O avô materno visita o
túmulo de Isabella todo domingo. A mãe, por sua vez, não costuma ir ao
cemitério "A memória dela é muito além de uma campa", diz Ana
Carolina, que é espírita, doutrina que crê em reencarnação e não sacraliza o
corpo. "Para um caso como o meu, é onde se encontra mais respostas."
Filhos.
Conheceu o marido
Vinicius Francomano, de 31 anos, às vésperas de ir estudar seis meses na
Califórnia, nos Estados Unidos. Eles se casaram em 2014: Miguel nasceu dois
anos depois. "Não houve menção a Isabella até o momento final, do beijo
dos noivos", conta o reverendo Aldo Quintão, que celebrou a cerimônia na
Catedral Anglicana de São Paulo.

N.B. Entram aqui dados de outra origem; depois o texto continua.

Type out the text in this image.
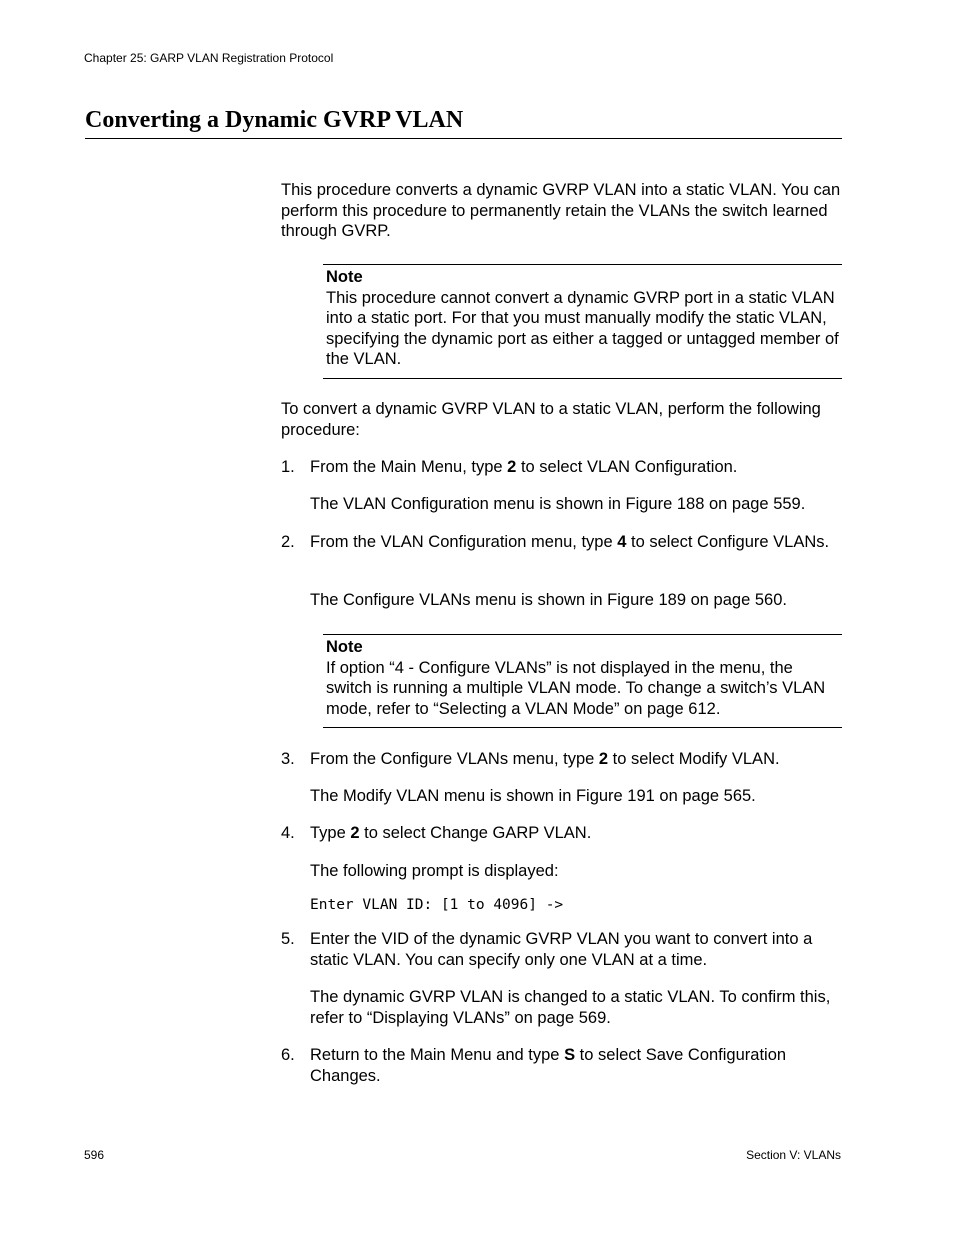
Chapter 25: GARP VLAN Registration Protocol
Converting a Dynamic GVRP VLAN

This procedure converts a dynamic GVRP VLAN into a static VLAN. You can perform this procedure to permanently retain the VLANs the switch learned through GVRP.

Note
This procedure cannot convert a dynamic GVRP port in a static VLAN into a static port. For that you must manually modify the static VLAN, specifying the dynamic port as either a tagged or untagged member of the VLAN.

To convert a dynamic GVRP VLAN to a static VLAN, perform the following procedure:

1. From the Main Menu, type 2 to select VLAN Configuration.
The VLAN Configuration menu is shown in Figure 188 on page 559.
2. From the VLAN Configuration menu, type 4 to select Configure VLANs.
The Configure VLANs menu is shown in Figure 189 on page 560.
Note
If option “4 - Configure VLANs” is not displayed in the menu, the switch is running a multiple VLAN mode. To change a switch’s VLAN mode, refer to “Selecting a VLAN Mode” on page 612.
3. From the Configure VLANs menu, type 2 to select Modify VLAN.
The Modify VLAN menu is shown in Figure 191 on page 565.
4. Type 2 to select Change GARP VLAN.
The following prompt is displayed:
Enter VLAN ID: [1 to 4096] ->
5. Enter the VID of the dynamic GVRP VLAN you want to convert into a static VLAN. You can specify only one VLAN at a time.
The dynamic GVRP VLAN is changed to a static VLAN. To confirm this, refer to “Displaying VLANs” on page 569.
6. Return to the Main Menu and type S to select Save Configuration Changes.
596	Section V: VLANs
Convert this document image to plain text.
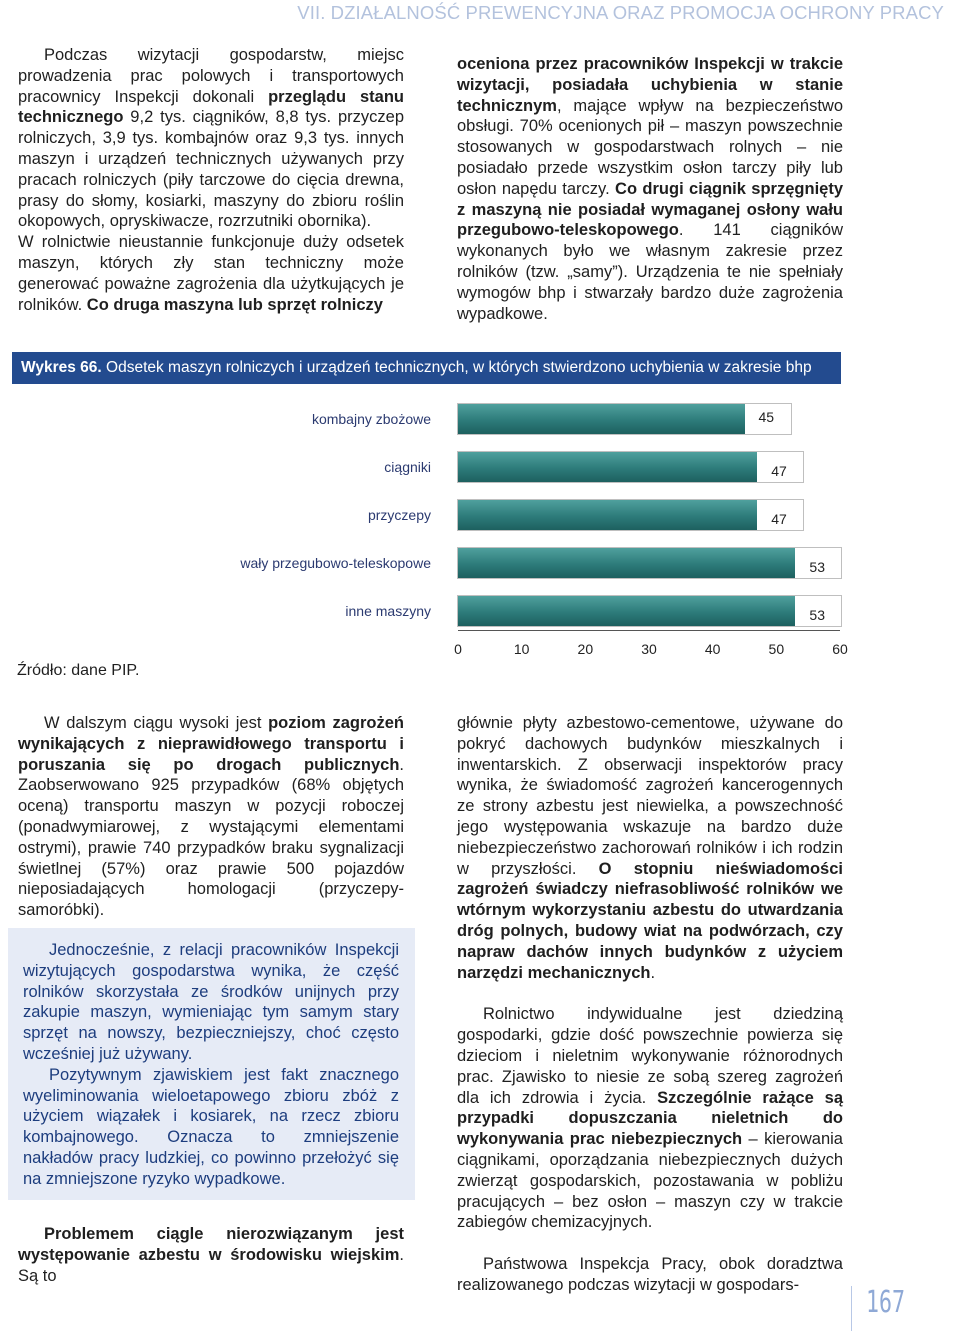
VII. DZIAŁALNOŚĆ PREWENCYJNA ORAZ PROMOCJA OCHRONY PRACY

Podczas wizytacji gospodarstw, miejsc prowadzenia prac polowych i transportowych pracownicy Inspekcji dokonali przeglądu stanu technicznego 9,2 tys. ciągników, 8,8 tys. przyczep rolniczych, 3,9 tys. kombajnów oraz 9,3 tys. innych maszyn i urządzeń technicznych używanych przy pracach rolniczych (piły tarczowe do cięcia drewna, prasy do słomy, kosiarki, maszyny do zbioru roślin okopowych, opryskiwacze, rozrzutniki obornika).

W rolnictwie nieustannie funkcjonuje duży odsetek maszyn, których zły stan techniczny może generować poważne zagrożenia dla użytkujących je rolników. Co druga maszyna lub sprzęt rolniczy

oceniona przez pracowników Inspekcji w trakcie wizytacji, posiadała uchybienia w stanie technicznym, mające wpływ na bezpieczeństwo obsługi. 70% ocenionych pił – maszyn powszechnie stosowanych w gospodarstwach rolnych – nie posiadało przede wszystkim osłon tarczy piły lub osłon napędu tarczy. Co drugi ciągnik sprzęgnięty z maszyną nie posiadał wymaganej osłony wału przegubowo-teleskopowego. 141 ciągników wykonanych było we własnym zakresie przez rolników (tzw. „samy”). Urządzenia te nie spełniały wymogów bhp i stwarzały bardzo duże zagrożenia wypadkowe.

Wykres 66. Odsetek maszyn rolniczych i urządzeń technicznych, w których stwierdzono uchybienia w zakresie bhp
kombajny zbożowe	45
ciągniki	47
przyczepy	47
wały przegubowo-teleskopowe	53
inne maszyny	53
0	10	20	30	40	50	60
Źródło: dane PIP.

W dalszym ciągu wysoki jest poziom zagrożeń wynikających z nieprawidłowego transportu i poruszania się po drogach publicznych. Zaobserwowano 925 przypadków (68% objętych oceną) transportu maszyn w pozycji roboczej (ponadwymiarowej, z wystającymi elementami ostrymi), prawie 740 przypadków braku sygnalizacji świetlnej (57%) oraz prawie 500 pojazdów nieposiadających homologacji (przyczepy-samoróbki).

Jednocześnie, z relacji pracowników Inspekcji wizytujących gospodarstwa wynika, że część rolników skorzystała ze środków unijnych przy zakupie maszyn, wymieniając tym samym stary sprzęt na nowszy, bezpieczniejszy, choć często wcześniej już używany.

Pozytywnym zjawiskiem jest fakt znacznego wyeliminowania wieloetapowego zbioru zbóż z użyciem wiązałek i kosiarek, na rzecz zbioru kombajnowego. Oznacza to zmniejszenie nakładów pracy ludzkiej, co powinno przełożyć się na zmniejszone ryzyko wypadkowe.

Problemem ciągle nierozwiązanym jest występowanie azbestu w środowisku wiejskim. Są to

głównie płyty azbestowo-cementowe, używane do pokryć dachowych budynków mieszkalnych i inwentarskich. Z obserwacji inspektorów pracy wynika, że świadomość zagrożeń kancerogennych ze strony azbestu jest niewielka, a powszechność jego występowania wskazuje na bardzo duże niebezpieczeństwo zachorowań rolników i ich rodzin w przyszłości. O stopniu nieświadomości zagrożeń świadczy niefrasobliwość rolników we wtórnym wykorzystaniu azbestu do utwardzania dróg polnych, budowy wiat na podwórzach, czy napraw dachów innych budynków z użyciem narzędzi mechanicznych.

Rolnictwo indywidualne jest dziedziną gospodarki, gdzie dość powszechnie powierza się dzieciom i nieletnim wykonywanie różnorodnych prac. Zjawisko to niesie ze sobą szereg zagrożeń dla ich zdrowia i życia. Szczególnie rażące są przypadki dopuszczania nieletnich do wykonywania prac niebezpiecznych – kierowania ciągnikami, oporządzania niebezpiecznych dużych zwierząt gospodarskich, pozostawania w pobliżu pracujących – bez osłon – maszyn czy w trakcie zabiegów chemizacyjnych.

Państwowa Inspekcja Pracy, obok doradztwa realizowanego podczas wizytacji w gospodars-

167
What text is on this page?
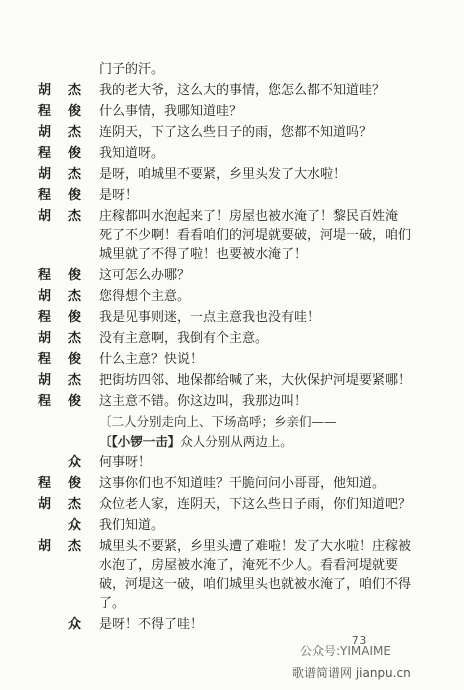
门子的汗。
胡 杰 我的老大爷，这么大的事情，您怎么都不知道哇？
程 俊 什么事情，我哪知道哇？
胡 杰 连阴天，下了这么些日子的雨，您都不知道吗？
程 俊 我知道呀。
胡 杰 是呀，咱城里不要紧，乡里头发了大水啦！
程 俊 是呀！
胡 杰 庄稼都叫水泡起来了！房屋也被水淹了！黎民百姓淹
死了不少啊！看看咱们的河堤就要破，河堤一破，咱们
城里就了不得了啦！也要被水淹了！
程 俊 这可怎么办哪？
胡 杰 您得想个主意。
程 俊 我是见事则迷，一点主意我也没有哇！
胡 杰 没有主意啊，我倒有个主意。
程 俊 什么主意？快说！
胡 杰 把街坊四邻、地保都给喊了来，大伙保护河堤要紧哪！
程 俊 这主意不错。你这边叫，我那边叫！
〔二人分别走向上、下场高呼；乡亲们——
〔【小锣一击】众人分别从两边上。
众 何事呀！
程 俊 这事你们也不知道哇？干脆问问小哥哥，他知道。
胡 杰 众位老人家，连阴天，下这么些日子雨，你们知道吧？
众 我们知道。
胡 杰 城里头不要紧，乡里头遭了难啦！发了大水啦！庄稼被
水泡了，房屋被水淹了，淹死不少人。看看河堤就要
破，河堤这一破，咱们城里头也就被水淹了，咱们不得
了。
众 是呀！不得了哇！
73
公众号:YIMAIME
歌谱简谱网 jianpu.cn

Nessa hora, tocou "Noites
Traiçoeiras", do Padre Marcelo Rossi, em homenagem à menina: "O mundo
pode até fazer você chorar/mas Deus te quer sorrindo".
"Tenho lembranças
boas, e não de sofrimento", afirma Ana Carolina, que guarda roupas,
calçados e brinquedos de Isabella. Entre eles, há um coelhinho de pelúcia com o
qual ficou abraçada no velório da filha. "Por coincidência, Miguel estava
brincado com ele outro dia."
As crianças, porém, não
são tão parecidas assim. Isabella era corintiana. Miguel, palmeirense. Ela,
quietinha, preferia ficar em casa e assistir a "Monstros S.A." ou
"Procurando Nemo", seus filmes favoritos. Ele, agitado (já foi parar
duas vezes na diretoria da creche), gosta mesmo de passear. "Sempre quis
ter três filhos. Quero engravidar, no máximo, até o ano que vem, mas ainda
preciso combinar com meu marido", ela ri.
Isabella morreu, aos 5,
no ano que seria alfabetizada. Tinha o sonho de aprender a ler. Miguel está na
fase de falar sem parar, imitando até propaganda. Outro dia, deixou todo mundo
de boca aberta quando a campainha tocou. "Ó, pancainha", disse,
trocando as sílabas. Isabella falava exatamente assim.